Heads of government and finance ministers from Europe's largest economies joined German Chancellor Angela Merkel in Berlin to lay the groundwork for a common European position on economic reforms before an April 2 summit of the Group of 20 nations in London.

"Europe will own up to its responsibility in the world," Merkel told reporters following the talks.

Leaders from Britain, France, Germany, Italy, Luxembourg, Spain, the Netherlands and the Czech Republic agreed to press for sanctions on tax havens, caps for managers' bonus payments and a stronger role and increased funding for the International Monetary Fund.

While the plans were based on an agenda adopted by the G20 in November, the measures announced Sunday were more far-reaching and concrete, particularly on long-disputed issues such as hedge fund regulation.

U.S. and China may not share Europe's zeal

However, analysts say other G20 members, including the U.S., China, Japan and developing nations such as India and Brazil, might not share Europe's zeal for blanket global regulations.

During Germany's turn at the presidency of the Group of Eight two years ago, Merkel pushed hard for greater transparency on global financial markets and, especially, hedge fund regulation.
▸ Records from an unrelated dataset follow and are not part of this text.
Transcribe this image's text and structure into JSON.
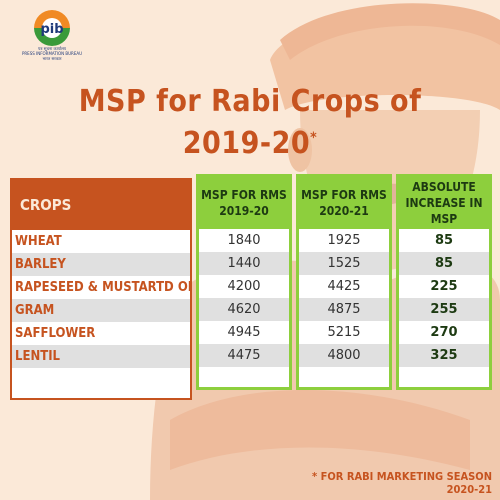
{
  "logo": {
    "mark_text": "pib",
    "hindi_line": "पत्र सूचना कार्यालय",
    "english_line": "PRESS INFORMATION BUREAU",
    "hindi_sub": "भारत सरकार"
  },
  "title": {
    "line1": "MSP for Rabi Crops of",
    "line2": "2019-20",
    "star": "*"
  },
  "table": {
    "crop_header": "CROPS",
    "headers": [
      {
        "line1": "MSP FOR RMS",
        "line2": "2019-20"
      },
      {
        "line1": "MSP FOR RMS",
        "line2": "2020-21"
      },
      {
        "line1": "ABSOLUTE",
        "line2": "INCREASE IN MSP"
      }
    ],
    "rows": [
      {
        "crop": "WHEAT",
        "msp_2019_20": "1840",
        "msp_2020_21": "1925",
        "increase": "85"
      },
      {
        "crop": "BARLEY",
        "msp_2019_20": "1440",
        "msp_2020_21": "1525",
        "increase": "85"
      },
      {
        "crop": "RAPESEED & MUSTARTD OIL",
        "msp_2019_20": "4200",
        "msp_2020_21": "4425",
        "increase": "225"
      },
      {
        "crop": "GRAM",
        "msp_2019_20": "4620",
        "msp_2020_21": "4875",
        "increase": "255"
      },
      {
        "crop": "SAFFLOWER",
        "msp_2019_20": "4945",
        "msp_2020_21": "5215",
        "increase": "270"
      },
      {
        "crop": "LENTIL",
        "msp_2019_20": "4475",
        "msp_2020_21": "4800",
        "increase": "325"
      }
    ]
  },
  "footnote": "* FOR RABI MARKETING SEASON 2020-21",
  "colors": {
    "accent": "#c6531f",
    "green": "#8dcf3d",
    "background": "#fbe9d8",
    "alt_row": "#e0e0e0"
  }
}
But her efforts ran into stiff resistance from Washington and London.

Even the global crisis and a change of administration may not be enough to persuade the U.S. to hand over its autonomy.

"I see the U.S. as wary of giving away powers of oversight and regulation," said Robert Brusca of New York-based Fact And Opinion Economics.
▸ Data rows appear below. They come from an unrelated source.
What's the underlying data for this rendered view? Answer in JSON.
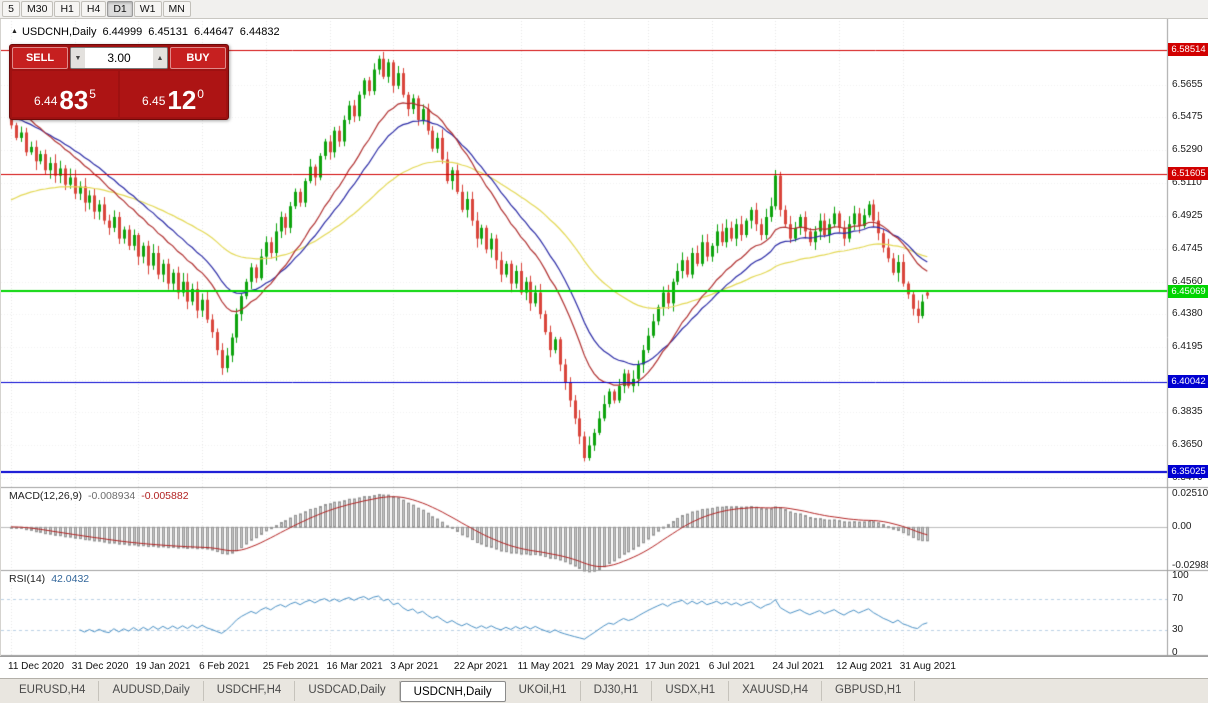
{
  "toolbar": {
    "timeframes": [
      "5",
      "M30",
      "H1",
      "H4",
      "D1",
      "W1",
      "MN"
    ],
    "active": "D1"
  },
  "chart": {
    "symbol": "USDCNH,Daily",
    "open": "6.44999",
    "high": "6.45131",
    "low": "6.44647",
    "close": "6.44832",
    "collapse_icon": "▲",
    "price_axis": {
      "ticks": [
        "6.5655",
        "6.5475",
        "6.5290",
        "6.5110",
        "6.4925",
        "6.4745",
        "6.4560",
        "6.4380",
        "6.4195",
        "6.4015",
        "6.3835",
        "6.3650",
        "6.3470"
      ],
      "max": 6.596,
      "min": 6.343
    },
    "levels": [
      {
        "label": "6.58514",
        "color": "#d10000",
        "width": 1
      },
      {
        "label": "6.51605",
        "color": "#d10000",
        "width": 1
      },
      {
        "label": "6.45069",
        "color": "#00d400",
        "width": 2
      },
      {
        "label": "6.40042",
        "color": "#0000d1",
        "width": 1
      },
      {
        "label": "6.35025",
        "color": "#0000d1",
        "width": 2
      }
    ],
    "dates": [
      {
        "label": "11 Dec 2020",
        "bar": 0
      },
      {
        "label": "31 Dec 2020",
        "bar": 13
      },
      {
        "label": "19 Jan 2021",
        "bar": 26
      },
      {
        "label": "6 Feb 2021",
        "bar": 39
      },
      {
        "label": "25 Feb 2021",
        "bar": 52
      },
      {
        "label": "16 Mar 2021",
        "bar": 65
      },
      {
        "label": "3 Apr 2021",
        "bar": 78
      },
      {
        "label": "22 Apr 2021",
        "bar": 91
      },
      {
        "label": "11 May 2021",
        "bar": 104
      },
      {
        "label": "29 May 2021",
        "bar": 117
      },
      {
        "label": "17 Jun 2021",
        "bar": 130
      },
      {
        "label": "6 Jul 2021",
        "bar": 143
      },
      {
        "label": "24 Jul 2021",
        "bar": 156
      },
      {
        "label": "12 Aug 2021",
        "bar": 169
      },
      {
        "label": "31 Aug 2021",
        "bar": 182
      }
    ],
    "chart_data": {
      "type": "candlestick",
      "first_open": 6.548,
      "closes": [
        6.543,
        6.536,
        6.539,
        6.528,
        6.531,
        6.523,
        6.527,
        6.518,
        6.522,
        6.515,
        6.519,
        6.51,
        6.514,
        6.505,
        6.509,
        6.5,
        6.504,
        6.495,
        6.499,
        6.49,
        6.486,
        6.492,
        6.48,
        6.485,
        6.476,
        6.482,
        6.47,
        6.476,
        6.465,
        6.472,
        6.46,
        6.466,
        6.455,
        6.461,
        6.45,
        6.456,
        6.445,
        6.452,
        6.44,
        6.446,
        6.435,
        6.428,
        6.418,
        6.408,
        6.415,
        6.425,
        6.438,
        6.448,
        6.456,
        6.464,
        6.458,
        6.47,
        6.478,
        6.472,
        6.484,
        6.492,
        6.486,
        6.498,
        6.506,
        6.5,
        6.512,
        6.52,
        6.514,
        6.526,
        6.534,
        6.528,
        6.54,
        6.534,
        6.546,
        6.554,
        6.548,
        6.56,
        6.568,
        6.562,
        6.574,
        6.58,
        6.57,
        6.578,
        6.565,
        6.572,
        6.56,
        6.552,
        6.558,
        6.546,
        6.552,
        6.54,
        6.53,
        6.536,
        6.524,
        6.512,
        6.518,
        6.506,
        6.496,
        6.502,
        6.49,
        6.48,
        6.486,
        6.474,
        6.48,
        6.468,
        6.46,
        6.466,
        6.455,
        6.462,
        6.45,
        6.456,
        6.444,
        6.45,
        6.438,
        6.428,
        6.418,
        6.424,
        6.41,
        6.4,
        6.39,
        6.38,
        6.37,
        6.358,
        6.365,
        6.372,
        6.38,
        6.388,
        6.395,
        6.39,
        6.398,
        6.405,
        6.398,
        6.402,
        6.41,
        6.418,
        6.426,
        6.434,
        6.442,
        6.45,
        6.444,
        6.456,
        6.462,
        6.468,
        6.46,
        6.472,
        6.466,
        6.478,
        6.47,
        6.476,
        6.484,
        6.478,
        6.486,
        6.48,
        6.488,
        6.482,
        6.49,
        6.496,
        6.488,
        6.482,
        6.492,
        6.498,
        6.515,
        6.496,
        6.488,
        6.48,
        6.486,
        6.492,
        6.484,
        6.478,
        6.484,
        6.49,
        6.482,
        6.488,
        6.494,
        6.486,
        6.48,
        6.488,
        6.494,
        6.487,
        6.493,
        6.499,
        6.49,
        6.483,
        6.475,
        6.469,
        6.461,
        6.467,
        6.455,
        6.449,
        6.441,
        6.437,
        6.445,
        6.44832
      ],
      "high_clamp": 6.5851,
      "low_clamp": 6.3515
    },
    "moving_averages": [
      {
        "name": "slow-ma",
        "period": 55,
        "seed": 6.5,
        "color": "#e3d855"
      },
      {
        "name": "medium-ma",
        "period": 24,
        "seed": 6.548,
        "color": "#2b2ba6"
      },
      {
        "name": "fast-ma",
        "period": 16,
        "seed": 6.556,
        "color": "#b03030"
      }
    ],
    "colors": {
      "up": "#0da30d",
      "down": "#d9453b",
      "grid": "#e7e7e7",
      "grid_h": "#f0f0f0",
      "separator": "#9f9f9f",
      "macd_hist": "#c6c6c6",
      "macd_hist_edge": "#969696",
      "macd_signal": "#b22222",
      "rsi_line": "#4a90c4",
      "rsi_level": "#bad0e4"
    }
  },
  "macd": {
    "name": "MACD(12,26,9)",
    "value1": "-0.008934",
    "value2": "-0.005882",
    "fast": 12,
    "slow": 26,
    "signal": 9,
    "axis": [
      "0.02510",
      "0.00",
      "-0.02988"
    ]
  },
  "rsi": {
    "name": "RSI(14)",
    "value": "42.0432",
    "period": 14,
    "axis": [
      "100",
      "70",
      "30",
      "0"
    ],
    "levels": [
      70,
      30
    ]
  },
  "trade_panel": {
    "sell_label": "SELL",
    "buy_label": "BUY",
    "volume": "3.00",
    "spin_down_icon": "▼",
    "spin_up_icon": "▲",
    "sell_price": {
      "prefix": "6.44",
      "main": "83",
      "pip": "5"
    },
    "buy_price": {
      "prefix": "6.45",
      "main": "12",
      "pip": "0"
    }
  },
  "tabs": {
    "items": [
      "EURUSD,H4",
      "AUDUSD,Daily",
      "USDCHF,H4",
      "USDCAD,Daily",
      "USDCNH,Daily",
      "UKOil,H1",
      "DJ30,H1",
      "USDX,H1",
      "XAUUSD,H4",
      "GBPUSD,H1"
    ],
    "active_index": 4
  }
}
Financial industry leaders, on the other hand, may have lost too much credibility in the current crisis to fight off heavy restrictions on their practices.

"What the industry thinks is irrelevant," Brusca said. "It has squandered any goodwill it had by being given a leash of self-regulation — then running amok."

French President Nicolas Sarkozy said that "Europe wants the system to be refounded," and stressed the importance of the April meeting.

"We all want London to be a success and we are all aware that it's [our] last chance," Sarkozy said. "We cannot afford a failure in London."

Merkel's plan would give IMF more power

European leaders also backed Merkel's call for a "charter of sustainable economic activity" that would subject all financial market activities around the globe to regulation, including credit rating agencies.

Merkel's proposal envisions giving increased powers to the IMF, which the leaders agreed needed to receive double its current funding in order to help members respond "swiftly and flexibly" to a crisis.

British Prime Minister Gordon Brown called for a "global New Deal" to be adopted to help right the world economy, saying international financial institutions need some $500 billion US to do the job.

That could prove complicated unless the U.S. agrees to cede the needed authority to the IMF to make it effective, analysts say.

"The IMF is a policeman without a whistle, let alone a gun," Brusca said. "I see more international co-operation as essential but still difficult."

Other key points agreed to Sunday included adopting a "sanctions mechanism" to penalize tax havens and urging banks to keep larger reserves of capital.

"A new system of regulation without sanctions would not have any meaning," said Sarkozy.

He said European countries should jointly draw up a list of tax havens, as well as sanctions EU members might face for continuing reckless financial activity.

Officials said a final copy of the summit agreement would not be circulated Sunday, in order to allow European Union members not present to view it first. All 27 EU members are to debate the document next week, and it is to be taken up by the European Council on March 19 and 20 and then presented to the G20.

That summit will be U.S. President Barack Obama's first and a test of just how much regulation the U.S. and other world leaders are willing to accept in an effort to prevent another meltdown.